Next month, the International Center for the Settlement of Investment Disputes (“ICSID”) will celebrate the 55th anniversary of the opening for signature by States of the ICSID Convention. Since March 1965, of the 189 States who are automatically eligible to sign the Convention by way of their membership to the International Bank for Reconstruction and Development, 154 States, predominantly emerging market economies, have signed and ratified the Convention, and nine others have signed but not yet ratified it.
While some States may fear that joining the ICSID will hinder their regulatory autonomy, there are important benefits to consider. First, as a mitigating factor, it is important to note that ICSID membership only creates procedural obligations. In addition, signatories can remove classes of disputes from the ICSID’s jurisdiction and require exhaustion of local remedies as a prerequisite to commencement of arbitration.
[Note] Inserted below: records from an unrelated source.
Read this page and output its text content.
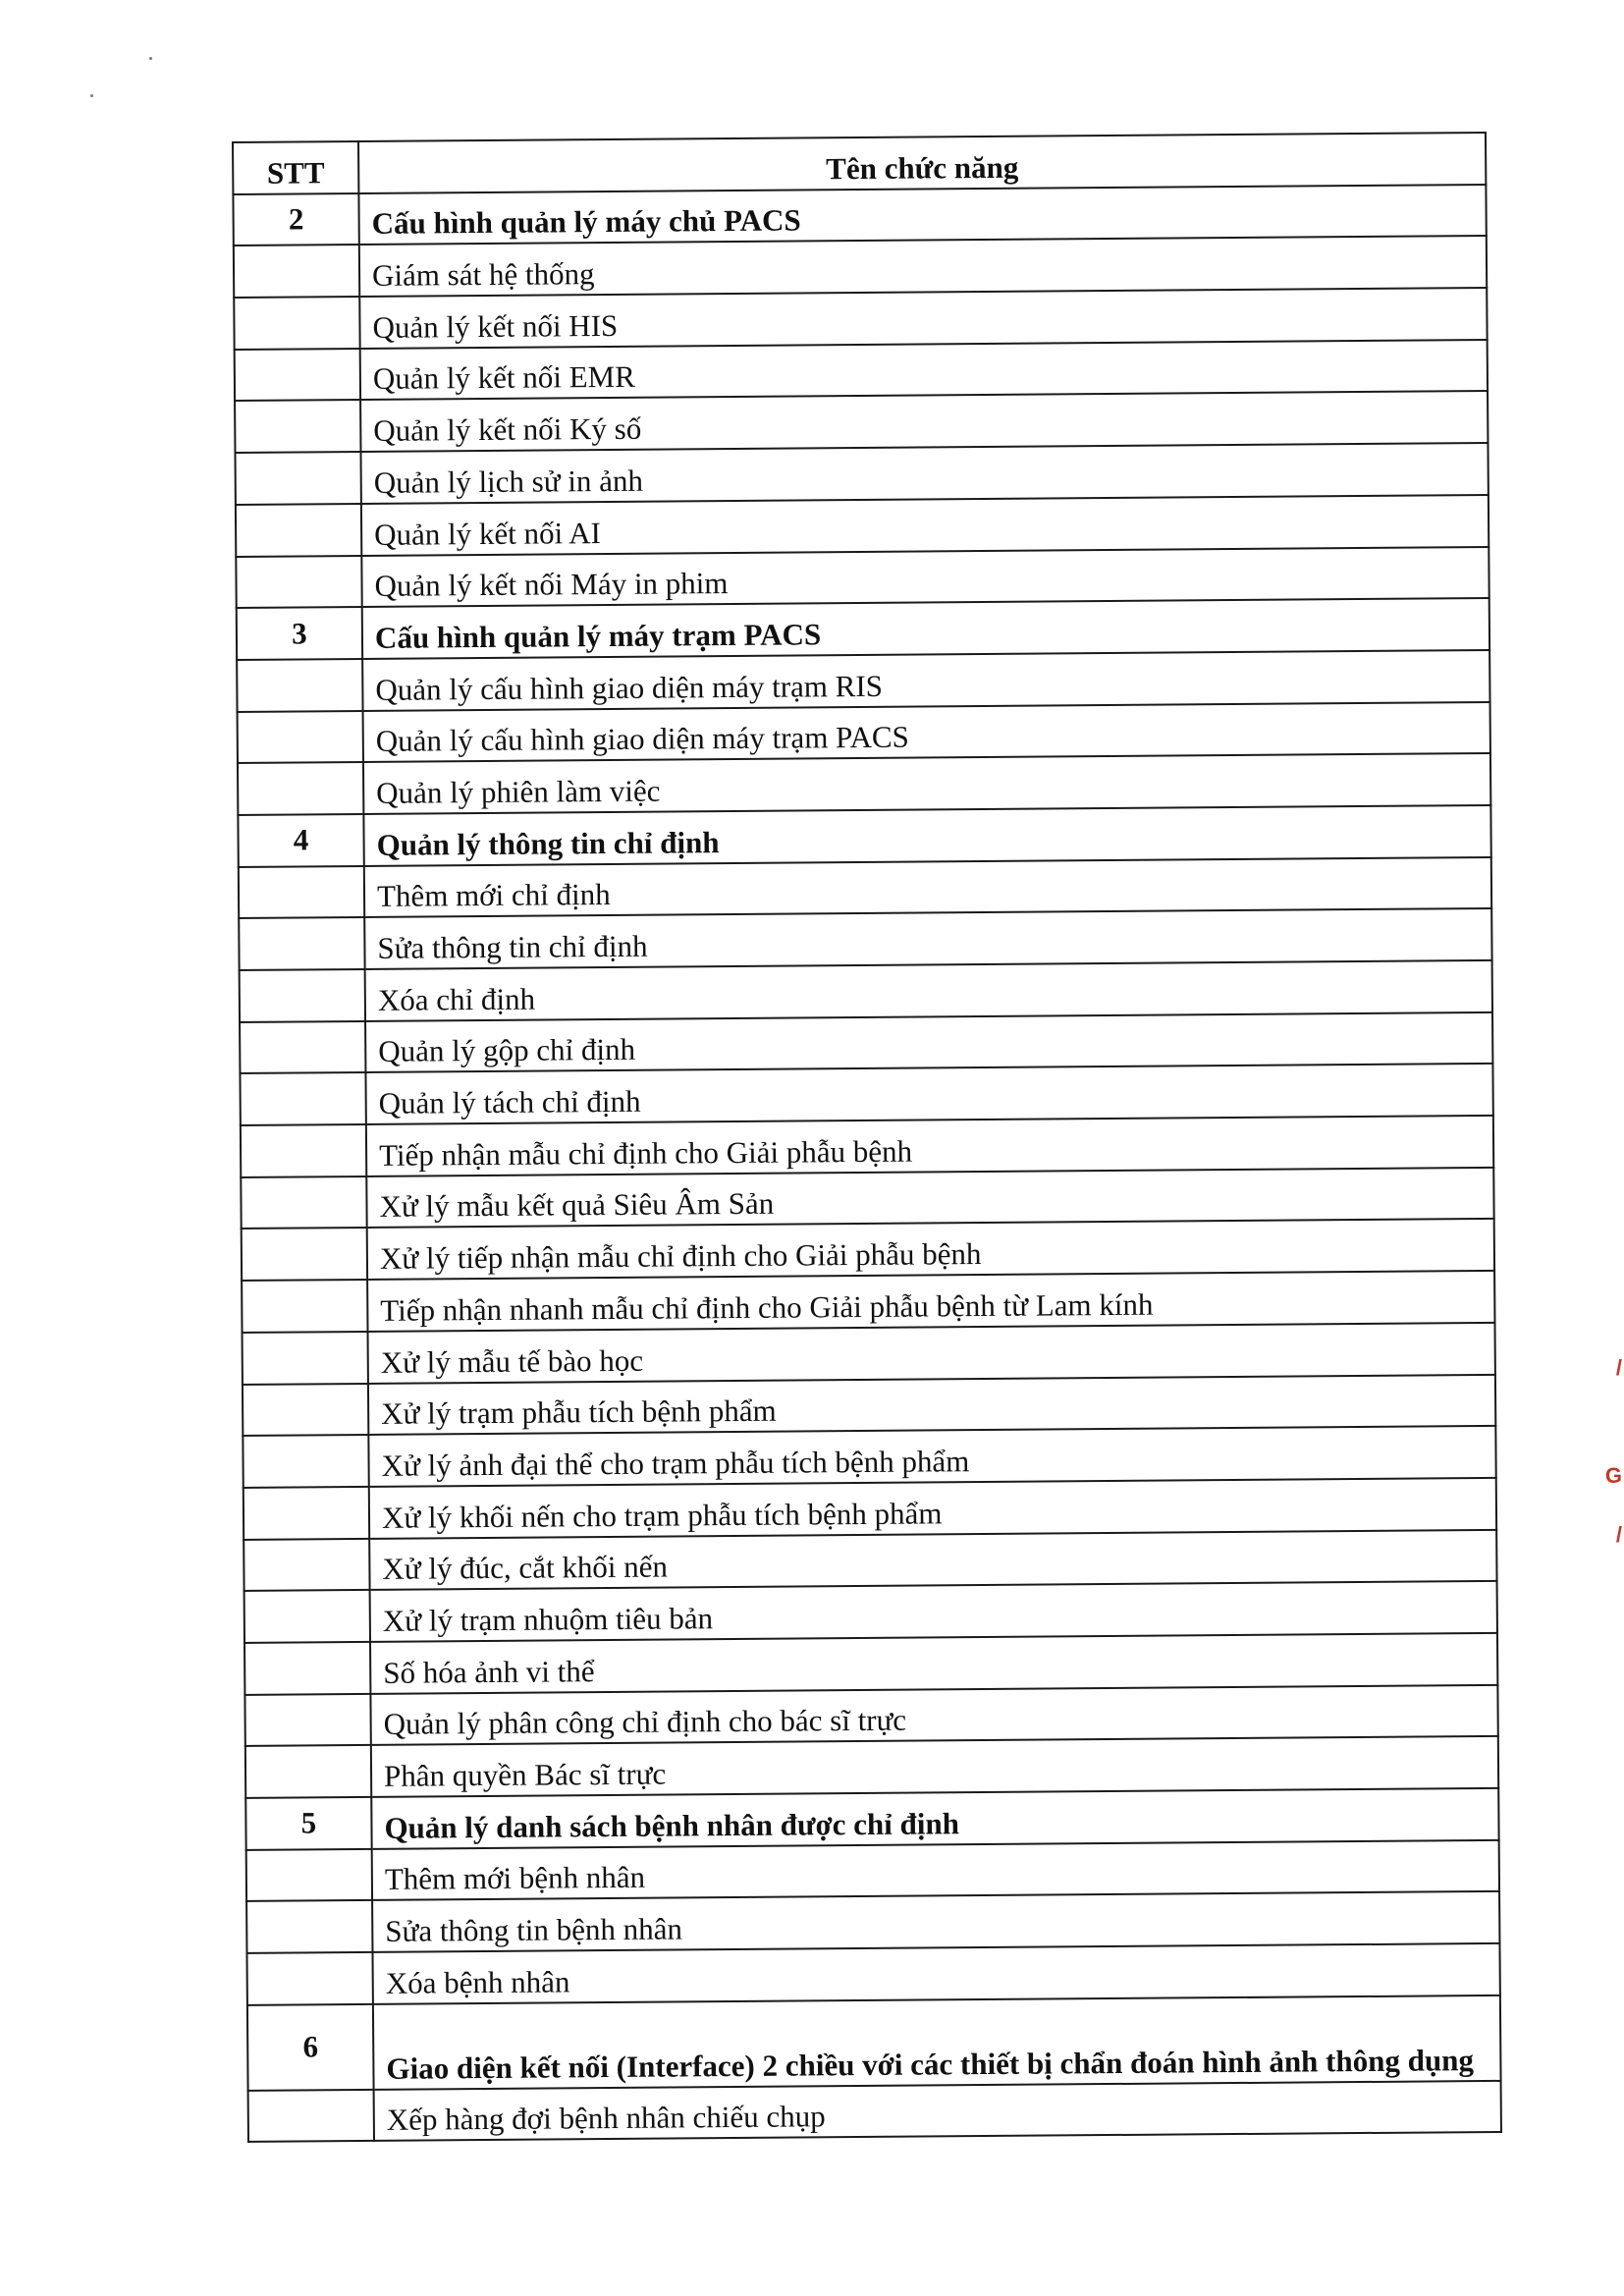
STT	Tên chức năng
2	Cấu hình quản lý máy chủ PACS
	Giám sát hệ thống
	Quản lý kết nối HIS
	Quản lý kết nối EMR
	Quản lý kết nối Ký số
	Quản lý lịch sử in ảnh
	Quản lý kết nối AI
	Quản lý kết nối Máy in phim
3	Cấu hình quản lý máy trạm PACS
	Quản lý cấu hình giao diện máy trạm RIS
	Quản lý cấu hình giao diện máy trạm PACS
	Quản lý phiên làm việc
4	Quản lý thông tin chỉ định
	Thêm mới chỉ định
	Sửa thông tin chỉ định
	Xóa chỉ định
	Quản lý gộp chỉ định
	Quản lý tách chỉ định
	Tiếp nhận mẫu chỉ định cho Giải phẫu bệnh
	Xử lý mẫu kết quả Siêu Âm Sản
	Xử lý tiếp nhận mẫu chỉ định cho Giải phẫu bệnh
	Tiếp nhận nhanh mẫu chỉ định cho Giải phẫu bệnh từ Lam kính
	Xử lý mẫu tế bào học
	Xử lý trạm phẫu tích bệnh phẩm
	Xử lý ảnh đại thể cho trạm phẫu tích bệnh phẩm
	Xử lý khối nến cho trạm phẫu tích bệnh phẩm
	Xử lý đúc, cắt khối nến
	Xử lý trạm nhuộm tiêu bản
	Số hóa ảnh vi thể
	Quản lý phân công chỉ định cho bác sĩ trực
	Phân quyền Bác sĩ trực
5	Quản lý danh sách bệnh nhân được chỉ định
	Thêm mới bệnh nhân
	Sửa thông tin bệnh nhân
	Xóa bệnh nhân
6	Giao diện kết nối (Interface) 2 chiều với các thiết bị chẩn đoán hình ảnh thông dụng
	Xếp hàng đợi bệnh nhân chiếu chụp
/
G
/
Second, the availability of binding ICSID arbitration, the leading institution for investor-state disputes, would increase investor confidence in a host country.
Finally, in October 2016, the ICSID Secretariat launched a consultation process with Member States and the public on amendment proposals to the ICSID Rules. Following these consultations, the ICSID published a series of working papers detailing the basis for the proposed changes, noting relevant considerations and suggesting the potential wording or structure of amendments. The proposed amendments incorporate increased protection for States, particularly for emerging market economies, including provisions on disclosure of third-party funding and on security for costs, which we discussed in previous bulletins.
With these amendments expected to enter into force in 2020, the moment seems opportune for countries who have not yet signed the ICSID Convention to assess how they could benefit from ICSID membership.